El decreto de 2018 concretaba cómo iba a funcionar el requisito del catalán en el Ib-Salut con una moratoria de dos años para acreditar este conocimiento lingüístico tanto en los procesos de selección de personal como en los de movilidad y traslados. Además, el Gobierno de Baleares aceptó suavizar el nivel exigido tras las protestas de los profesionales: los médicos debían acreditar un B1, en lugar de un B2, como había establecido la ley de 2016 inicialmente.

Pero esa excepción sólo se establecía para ciertos profesionales y, además, el Ib-Salud sancionaba al profesional que, pasada la moratoria, no había acreditado ese conocimiento. ¿Cómo? Se les vetaba la participación en los procesos de movilidad y en el acceso en la carrera profesional (no aplicable con retroactividad a quienes ya tenían su nivel reconocido).

CSI-F, que junto a Simebal se manifestó en contra del decreto, interpuso una demanda al considerar que era discriminatorio y producía inseguridad jurídica al establecer, a su juicio, excepciones sin criterios claros.

El TSJ ha anulado el decreto por contradecir mediante una norma administrativa las exigencias marcadas por un ley, a pesar de que reconoce que estas excepciones son razonables. De hecho, considera “constitucionalmente lícito” establecer el conocimiento del catalán como un requisito.

Por otro lado, el tribunal critica la pretensión de sancionar a los profesionales que no acrediten pasado un tiempo su nivel de catalán.
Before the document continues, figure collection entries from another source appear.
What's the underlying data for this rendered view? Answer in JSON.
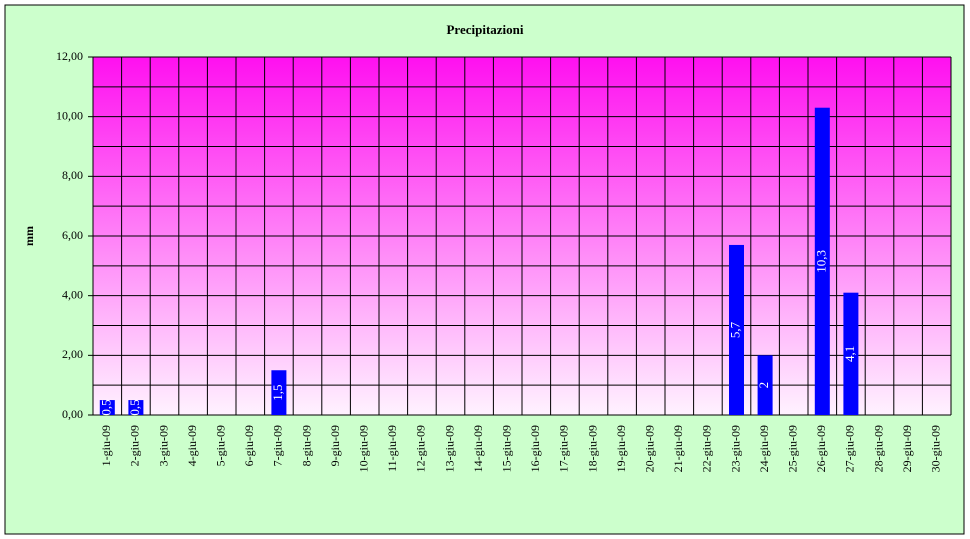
{
  "chart_data": {
    "type": "bar",
    "title": "Precipitazioni",
    "y_label": "mm",
    "categories": [
      "1-giu-09",
      "2-giu-09",
      "3-giu-09",
      "4-giu-09",
      "5-giu-09",
      "6-giu-09",
      "7-giu-09",
      "8-giu-09",
      "9-giu-09",
      "10-giu-09",
      "11-giu-09",
      "12-giu-09",
      "13-giu-09",
      "14-giu-09",
      "15-giu-09",
      "16-giu-09",
      "17-giu-09",
      "18-giu-09",
      "19-giu-09",
      "20-giu-09",
      "21-giu-09",
      "22-giu-09",
      "23-giu-09",
      "24-giu-09",
      "25-giu-09",
      "26-giu-09",
      "27-giu-09",
      "28-giu-09",
      "29-giu-09",
      "30-giu-09"
    ],
    "values": [
      0.5,
      0.5,
      null,
      null,
      null,
      null,
      1.5,
      null,
      null,
      null,
      null,
      null,
      null,
      null,
      null,
      null,
      null,
      null,
      null,
      null,
      null,
      null,
      5.7,
      2,
      null,
      10.3,
      4.1,
      null,
      null,
      null
    ],
    "value_labels": [
      "0,5",
      "0,5",
      null,
      null,
      null,
      null,
      "1,5",
      null,
      null,
      null,
      null,
      null,
      null,
      null,
      null,
      null,
      null,
      null,
      null,
      null,
      null,
      null,
      "5,7",
      "2",
      null,
      "10,3",
      "4,1",
      null,
      null,
      null
    ],
    "color": "#0000ff",
    "ylim": [
      0,
      12
    ],
    "yticks": [
      {
        "value": 0,
        "label": "0,00"
      },
      {
        "value": 2,
        "label": "2,00"
      },
      {
        "value": 4,
        "label": "4,00"
      },
      {
        "value": 6,
        "label": "6,00"
      },
      {
        "value": 8,
        "label": "8,00"
      },
      {
        "value": 10,
        "label": "10,00"
      },
      {
        "value": 12,
        "label": "12,00"
      }
    ],
    "y_minor_ticks": [
      1,
      3,
      5,
      7,
      9,
      11
    ],
    "grid": true
  }
}
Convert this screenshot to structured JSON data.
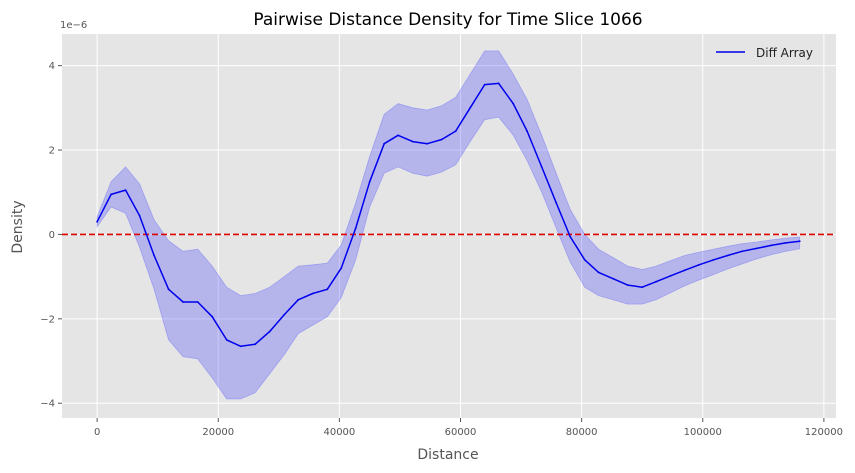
{
  "chart_data": {
    "type": "line",
    "title": "Pairwise Distance Density for Time Slice 1066",
    "xlabel": "Distance",
    "ylabel": "Density",
    "y_offset_text": "1e−6",
    "y_scale_exponent": -6,
    "xlim": [
      -5800,
      122000
    ],
    "ylim": [
      -4.35,
      4.75
    ],
    "x_ticks": [
      0,
      20000,
      40000,
      60000,
      80000,
      100000,
      120000
    ],
    "x_tick_labels": [
      "0",
      "20000",
      "40000",
      "60000",
      "80000",
      "100000",
      "120000"
    ],
    "y_ticks": [
      -4,
      -2,
      0,
      2,
      4
    ],
    "y_tick_labels": [
      "−4",
      "−2",
      "0",
      "2",
      "4"
    ],
    "grid": true,
    "legend_position": "top-right",
    "reference_line": {
      "y": 0,
      "style": "dashed",
      "color": "#dd0000"
    },
    "series": [
      {
        "name": "Diff Array",
        "color": "#0000ee",
        "band_color": "#3b3bff",
        "points": [
          [
            0,
            0.3,
            0.18,
            0.42
          ],
          [
            2300,
            0.95,
            0.65,
            1.25
          ],
          [
            4700,
            1.05,
            0.5,
            1.6
          ],
          [
            7000,
            0.45,
            -0.3,
            1.2
          ],
          [
            9400,
            -0.5,
            -1.3,
            0.35
          ],
          [
            11800,
            -1.3,
            -2.5,
            -0.15
          ],
          [
            14200,
            -1.6,
            -2.9,
            -0.4
          ],
          [
            16600,
            -1.6,
            -2.95,
            -0.35
          ],
          [
            19000,
            -1.95,
            -3.4,
            -0.75
          ],
          [
            21400,
            -2.5,
            -3.9,
            -1.25
          ],
          [
            23700,
            -2.65,
            -3.9,
            -1.45
          ],
          [
            26100,
            -2.6,
            -3.75,
            -1.4
          ],
          [
            28500,
            -2.3,
            -3.3,
            -1.25
          ],
          [
            30900,
            -1.9,
            -2.85,
            -1.0
          ],
          [
            33200,
            -1.55,
            -2.35,
            -0.75
          ],
          [
            35600,
            -1.4,
            -2.15,
            -0.72
          ],
          [
            38000,
            -1.3,
            -1.95,
            -0.68
          ],
          [
            40300,
            -0.8,
            -1.5,
            -0.25
          ],
          [
            42700,
            0.15,
            -0.6,
            0.75
          ],
          [
            45000,
            1.25,
            0.65,
            1.85
          ],
          [
            47400,
            2.15,
            1.45,
            2.85
          ],
          [
            49700,
            2.35,
            1.6,
            3.1
          ],
          [
            52100,
            2.2,
            1.45,
            3.0
          ],
          [
            54500,
            2.15,
            1.38,
            2.95
          ],
          [
            56900,
            2.25,
            1.48,
            3.05
          ],
          [
            59200,
            2.45,
            1.65,
            3.25
          ],
          [
            61600,
            3.0,
            2.2,
            3.8
          ],
          [
            64000,
            3.55,
            2.72,
            4.35
          ],
          [
            66300,
            3.58,
            2.78,
            4.35
          ],
          [
            68700,
            3.1,
            2.35,
            3.8
          ],
          [
            71000,
            2.45,
            1.75,
            3.2
          ],
          [
            73400,
            1.6,
            1.0,
            2.35
          ],
          [
            75800,
            0.75,
            0.15,
            1.45
          ],
          [
            78100,
            -0.05,
            -0.65,
            0.6
          ],
          [
            80500,
            -0.6,
            -1.25,
            0.0
          ],
          [
            82800,
            -0.9,
            -1.45,
            -0.35
          ],
          [
            85200,
            -1.05,
            -1.55,
            -0.55
          ],
          [
            87600,
            -1.2,
            -1.65,
            -0.75
          ],
          [
            90000,
            -1.25,
            -1.65,
            -0.83
          ],
          [
            92300,
            -1.12,
            -1.55,
            -0.75
          ],
          [
            94700,
            -0.98,
            -1.38,
            -0.62
          ],
          [
            97000,
            -0.85,
            -1.22,
            -0.5
          ],
          [
            99400,
            -0.72,
            -1.08,
            -0.42
          ],
          [
            101800,
            -0.6,
            -0.95,
            -0.35
          ],
          [
            104100,
            -0.5,
            -0.82,
            -0.28
          ],
          [
            106500,
            -0.4,
            -0.7,
            -0.22
          ],
          [
            108900,
            -0.33,
            -0.58,
            -0.18
          ],
          [
            111300,
            -0.26,
            -0.48,
            -0.13
          ],
          [
            113700,
            -0.2,
            -0.4,
            -0.09
          ],
          [
            116000,
            -0.16,
            -0.34,
            -0.06
          ]
        ]
      }
    ]
  }
}
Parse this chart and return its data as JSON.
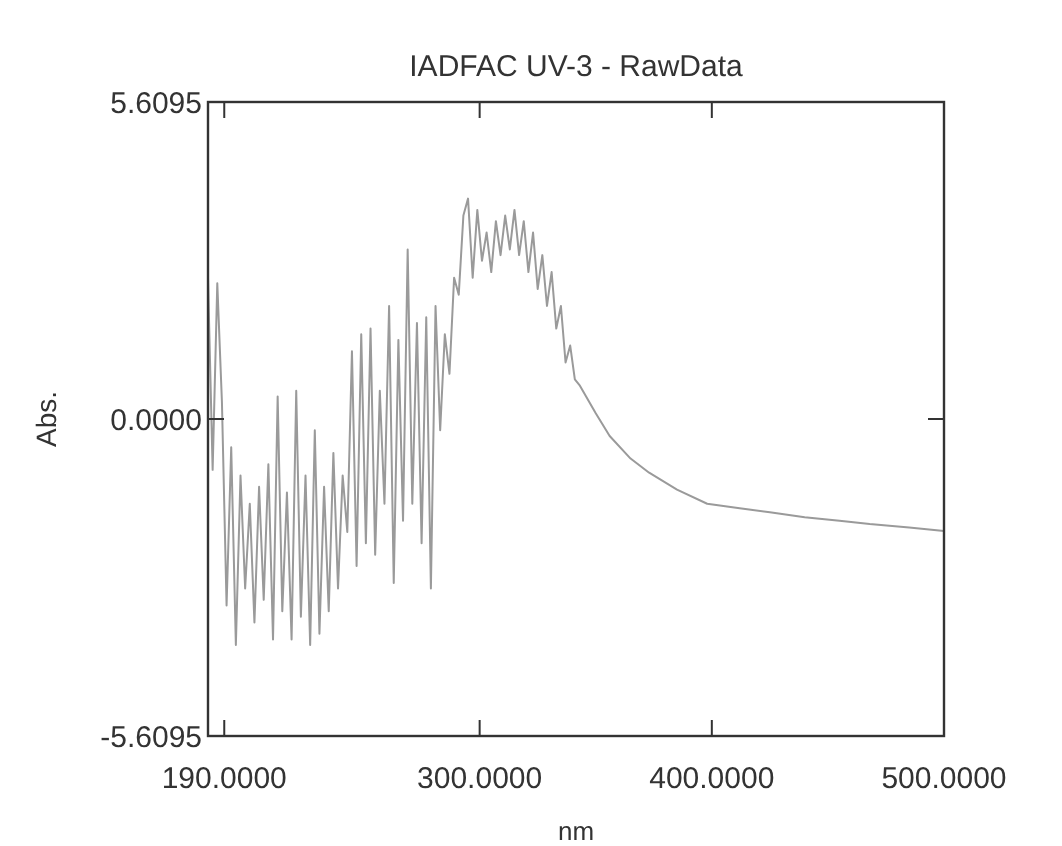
{
  "chart_data": {
    "type": "line",
    "title": "IADFAC UV-3 - RawData",
    "xlabel": "nm",
    "ylabel": "Abs.",
    "xlim": [
      183,
      500
    ],
    "ylim": [
      -5.6095,
      5.6095
    ],
    "xticks": [
      {
        "value": 190,
        "label": "190.0000"
      },
      {
        "value": 300,
        "label": "300.0000"
      },
      {
        "value": 400,
        "label": "400.0000"
      },
      {
        "value": 500,
        "label": "500.0000"
      }
    ],
    "yticks": [
      {
        "value": -5.6095,
        "label": "-5.6095"
      },
      {
        "value": 0,
        "label": "0.0000"
      },
      {
        "value": 5.6095,
        "label": "5.6095"
      }
    ],
    "grid": false,
    "marker": "none",
    "line_style": "solid",
    "series": [
      {
        "color": "#9a9a9a",
        "x": [
          183,
          185,
          187,
          189,
          191,
          193,
          195,
          197,
          199,
          201,
          203,
          205,
          207,
          209,
          211,
          213,
          215,
          217,
          219,
          221,
          223,
          225,
          227,
          229,
          231,
          233,
          235,
          237,
          239,
          241,
          243,
          245,
          247,
          249,
          251,
          253,
          255,
          257,
          259,
          261,
          263,
          265,
          267,
          269,
          271,
          273,
          275,
          277,
          279,
          281,
          283,
          285,
          287,
          289,
          291,
          293,
          295,
          297,
          299,
          301,
          303,
          305,
          307,
          309,
          311,
          313,
          315,
          317,
          319,
          321,
          323,
          325,
          327,
          329,
          331,
          333,
          335,
          337,
          339,
          341,
          343,
          350,
          356,
          365,
          373,
          385,
          398,
          412,
          425,
          440,
          455,
          468,
          485,
          500
        ],
        "values": [
          2.5,
          -0.9,
          2.4,
          0.3,
          -3.3,
          -0.5,
          -4.0,
          -1.0,
          -3.0,
          -1.5,
          -3.6,
          -1.2,
          -3.2,
          -0.8,
          -3.9,
          0.4,
          -3.4,
          -1.3,
          -3.9,
          0.5,
          -3.5,
          -1.0,
          -4.0,
          -0.2,
          -3.8,
          -1.2,
          -3.4,
          -0.6,
          -3.0,
          -1.0,
          -2.0,
          1.2,
          -2.6,
          1.5,
          -2.2,
          1.6,
          -2.4,
          0.5,
          -1.5,
          2.0,
          -2.9,
          1.4,
          -1.8,
          3.0,
          -1.5,
          1.7,
          -2.2,
          1.8,
          -3.0,
          2.0,
          -0.2,
          1.5,
          0.8,
          2.5,
          2.2,
          3.6,
          3.9,
          2.5,
          3.7,
          2.8,
          3.3,
          2.6,
          3.5,
          2.9,
          3.6,
          3.0,
          3.7,
          2.9,
          3.5,
          2.6,
          3.3,
          2.3,
          2.9,
          2.0,
          2.6,
          1.6,
          2.0,
          1.0,
          1.3,
          0.7,
          0.6,
          0.1,
          -0.3,
          -0.7,
          -0.95,
          -1.25,
          -1.5,
          -1.58,
          -1.65,
          -1.74,
          -1.8,
          -1.86,
          -1.92,
          -1.98
        ]
      }
    ]
  }
}
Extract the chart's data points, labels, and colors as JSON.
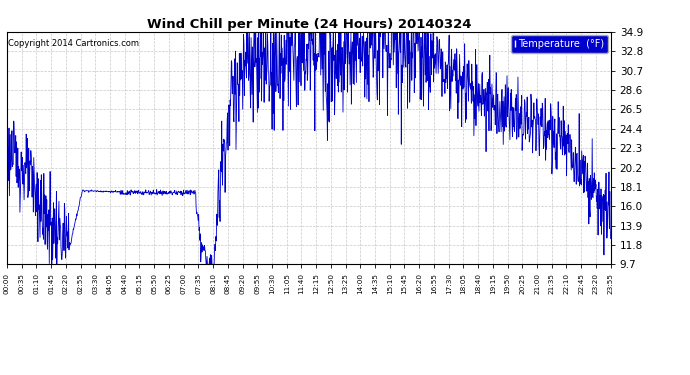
{
  "title": "Wind Chill per Minute (24 Hours) 20140324",
  "copyright": "Copyright 2014 Cartronics.com",
  "legend_label": "Temperature  (°F)",
  "line_color": "#0000cc",
  "background_color": "#ffffff",
  "grid_color": "#bbbbbb",
  "yticks": [
    9.7,
    11.8,
    13.9,
    16.0,
    18.1,
    20.2,
    22.3,
    24.4,
    26.5,
    28.6,
    30.7,
    32.8,
    34.9
  ],
  "ymin": 9.7,
  "ymax": 34.9,
  "xtick_labels": [
    "00:00",
    "00:35",
    "01:10",
    "01:45",
    "02:20",
    "02:55",
    "03:30",
    "04:05",
    "04:40",
    "05:15",
    "05:50",
    "06:25",
    "07:00",
    "07:35",
    "08:10",
    "08:45",
    "09:20",
    "09:55",
    "10:30",
    "11:05",
    "11:40",
    "12:15",
    "12:50",
    "13:25",
    "14:00",
    "14:35",
    "15:10",
    "15:45",
    "16:20",
    "16:55",
    "17:30",
    "18:05",
    "18:40",
    "19:15",
    "19:50",
    "20:25",
    "21:00",
    "21:35",
    "22:10",
    "22:45",
    "23:20",
    "23:55"
  ]
}
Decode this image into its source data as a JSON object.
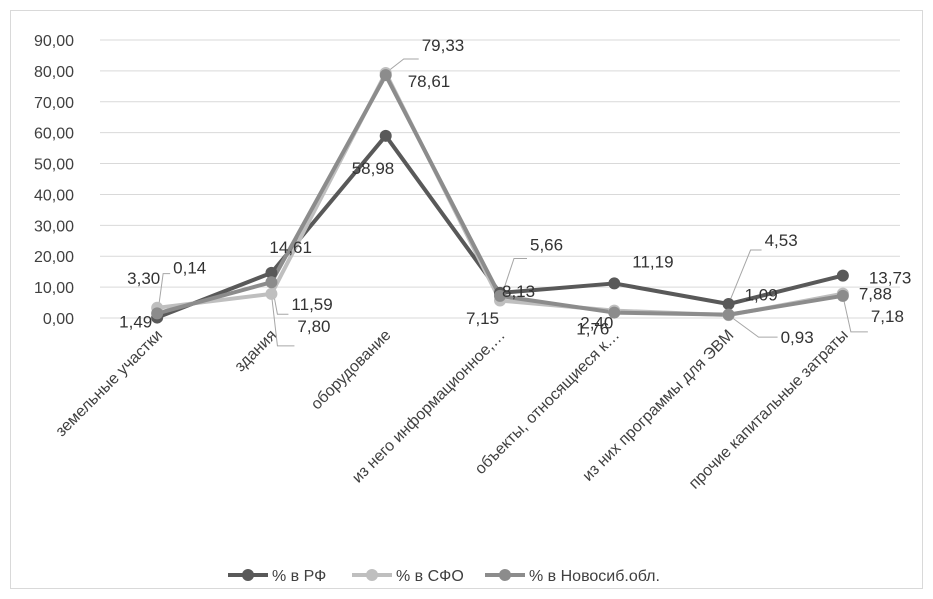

Sobre la carrera profesional, apunta que la privación de este derecho está vulnerando una norma de rango superior; las restricciones sobre movilidad las considera desproporcionadas.

No obstante, la Ley 4/2016 sigue vigente, por lo que se podría deducir que el requisito lingüístico vuelve a ser de un nivel B2. Así lo han denunciado en la prensa local tanto UGT como el sindicato médico Simebal, que están a la espera de que la Administración emita evalúe con su gabinete jurídico los efectos del fallo judicial.